By Amita Sharma
Apr 29, 2015
Sorrentino’s Pizza owner Patrick Quinn is tired of watching the energy bill at his San Diego restaurant go up each month.
“In 2011, 2012, May or June, the bill ran $1,390 or $1,400,” Quinn said. “This past year, it was running $2,230, $2,250.”
Quinn said he’s tried to cut his energy consumption by closing his Clairemont Mesa Boulevard restaurant from 3 p.m. to 4 p.m. each day. He turned off his ovens. He even shut down the pilot lights. But he said his energy bill actually increased — by a dollar.
“What are you going to do?” he said. “We’re slaves to the utility industry.”
The San Diego businessman’s rhetoric is stronger than most, but other consumers and advocates in San Diego also are frustrated with utility companies and their regulators. In recent weeks, investigations have turned up evidence of private deal-making between Southern California Edison and some members of the California Public Utilities Commission. The utility owns most of the San Onofre Nuclear Generating Station, which had to shut down one year after faulty steam generators at the plant caused a small radioactive leak.
The utility and the regulator struck a deal on a settlement. The result: no investigation into the failure of the steam generators at the San Onofre nuclear power plant, and ratepayers will pay for most of the $4.7 billion settlement. But that settlement is being questioned, now that details have emerged about its origins.
Restaurant owner Quinn calls that settlement illegitimate because the Public Utilities Commission allowed it without a full investigation of who was responsible for the plant’s failure and who should be held accountable.
“Where do we find accountability?” Quinn said. “The steam generators — why did they fail? These are simple questions that should be asked.”
The questions have been asked, but answers have been slow to come.
‘I’m not here to answer your questions’
Last May, former PUC President Michael Peevey was still a powerful bureaucrat unaccustomed to being challenged at regulatory hearings.
But attorney Mike Aguirre wanted to know just how did the PUC reach a $4.7 billion settlement with little public input.
Aguirre, San Diego’s former city attorney, asked Peevey at a meeting how many times he had talked privately with executives from San Onofre’s majority owner, Southern California Edison. Peevey, a former Edison executive, wasn’t having it.
“I’m not here to answer your goddamn questions,” Peevey yelled from the Public Utilities Commission dais. “Now shut up! Shut up!”
Recently, Aguirre reflected on Peevey’s outburst.
“He really blew up and, of course, now we know why,” said Aguirre, who in November sued to have the settlement set aside.
Peevey stepped down from the PUC in December after the release of emails showing he maintained close contact with Pacific Gas and Electric executives following the 2010 gas pipeline explosion in San Bruno that killed eight people. In the emails, Peevey offered public relations counsel and discussed rate setting, among other topics.
The Poland conversation
One year before Peevey’s blowup, in 2013, he met with Southern California Edison executive Stephen Pickett at the opulent Hotel Bristol in Warsaw, Poland. There, they discussed a framework for a settlement agreement on San Onofre.

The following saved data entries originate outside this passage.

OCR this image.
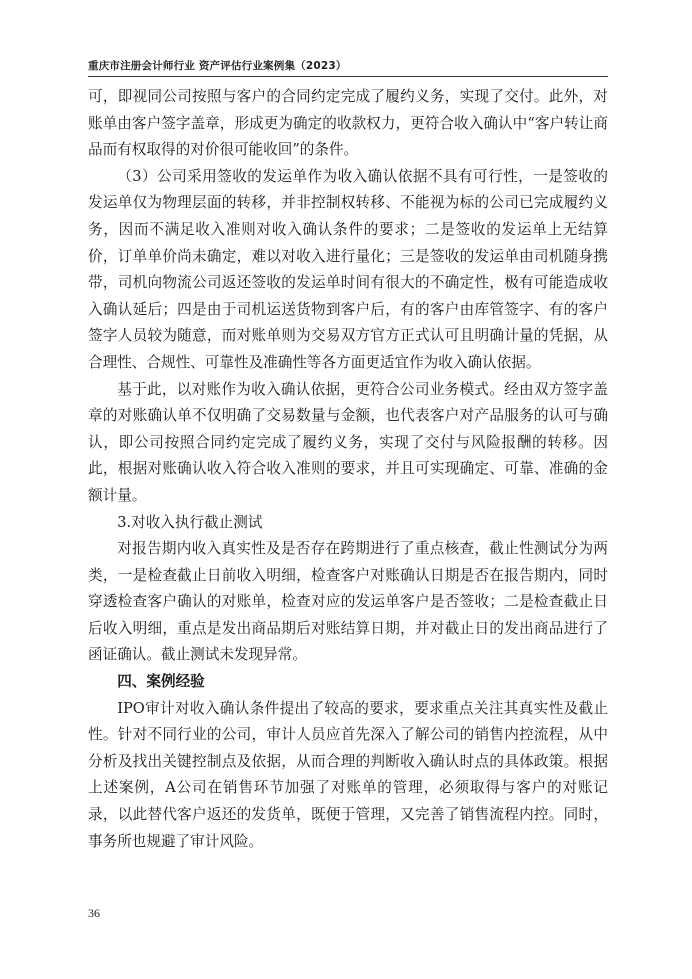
重庆市注册会计师行业 资产评估行业案例集（2023）

可，即视同公司按照与客户的合同约定完成了履约义务，实现了交付。此外，对账单由客户签字盖章，形成更为确定的收款权力，更符合收入确认中“客户转让商品而有权取得的对价很可能收回”的条件。

（3）公司采用签收的发运单作为收入确认依据不具有可行性，一是签收的发运单仅为物理层面的转移，并非控制权转移、不能视为标的公司已完成履约义务，因而不满足收入准则对收入确认条件的要求；二是签收的发运单上无结算价，订单单价尚未确定，难以对收入进行量化；三是签收的发运单由司机随身携带，司机向物流公司返还签收的发运单时间有很大的不确定性，极有可能造成收入确认延后；四是由于司机运送货物到客户后，有的客户由库管签字、有的客户签字人员较为随意，而对账单则为交易双方官方正式认可且明确计量的凭据，从合理性、合规性、可靠性及准确性等各方面更适宜作为收入确认依据。

基于此，以对账作为收入确认依据，更符合公司业务模式。经由双方签字盖章的对账确认单不仅明确了交易数量与金额，也代表客户对产品服务的认可与确认，即公司按照合同约定完成了履约义务，实现了交付与风险报酬的转移。因此，根据对账确认收入符合收入准则的要求，并且可实现确定、可靠、准确的金额计量。

3.对收入执行截止测试

对报告期内收入真实性及是否存在跨期进行了重点核查，截止性测试分为两类，一是检查截止日前收入明细，检查客户对账确认日期是否在报告期内，同时穿透检查客户确认的对账单，检查对应的发运单客户是否签收；二是检查截止日后收入明细，重点是发出商品期后对账结算日期，并对截止日的发出商品进行了函证确认。截止测试未发现异常。

四、案例经验

IPO审计对收入确认条件提出了较高的要求，要求重点关注其真实性及截止性。针对不同行业的公司，审计人员应首先深入了解公司的销售内控流程，从中分析及找出关键控制点及依据，从而合理的判断收入确认时点的具体政策。根据上述案例，A公司在销售环节加强了对账单的管理，必须取得与客户的对账记录，以此替代客户返还的发货单，既便于管理，又完善了销售流程内控。同时，事务所也规避了审计风险。

36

That Poland meeting came to light only this year, after state investigators found notes about San Onofre’s defective replacement steam generators on Hotel Bristol stationery during a search of Peevey’s home in January. PUC officials and utility executives are the target of federal and state probes for alleged inappropriate contact and possible influence-peddling.
Edison never reported the secret meeting to the PUC as required, until after U-T San Diego published a story about the seized notes.
The company explained the 23-month delay by characterizing the Poland conversation as an “update” on San Onofre that was “permissible and not reportable.” But the company goes on to say it now appears Pickett may have crossed into substantive communication.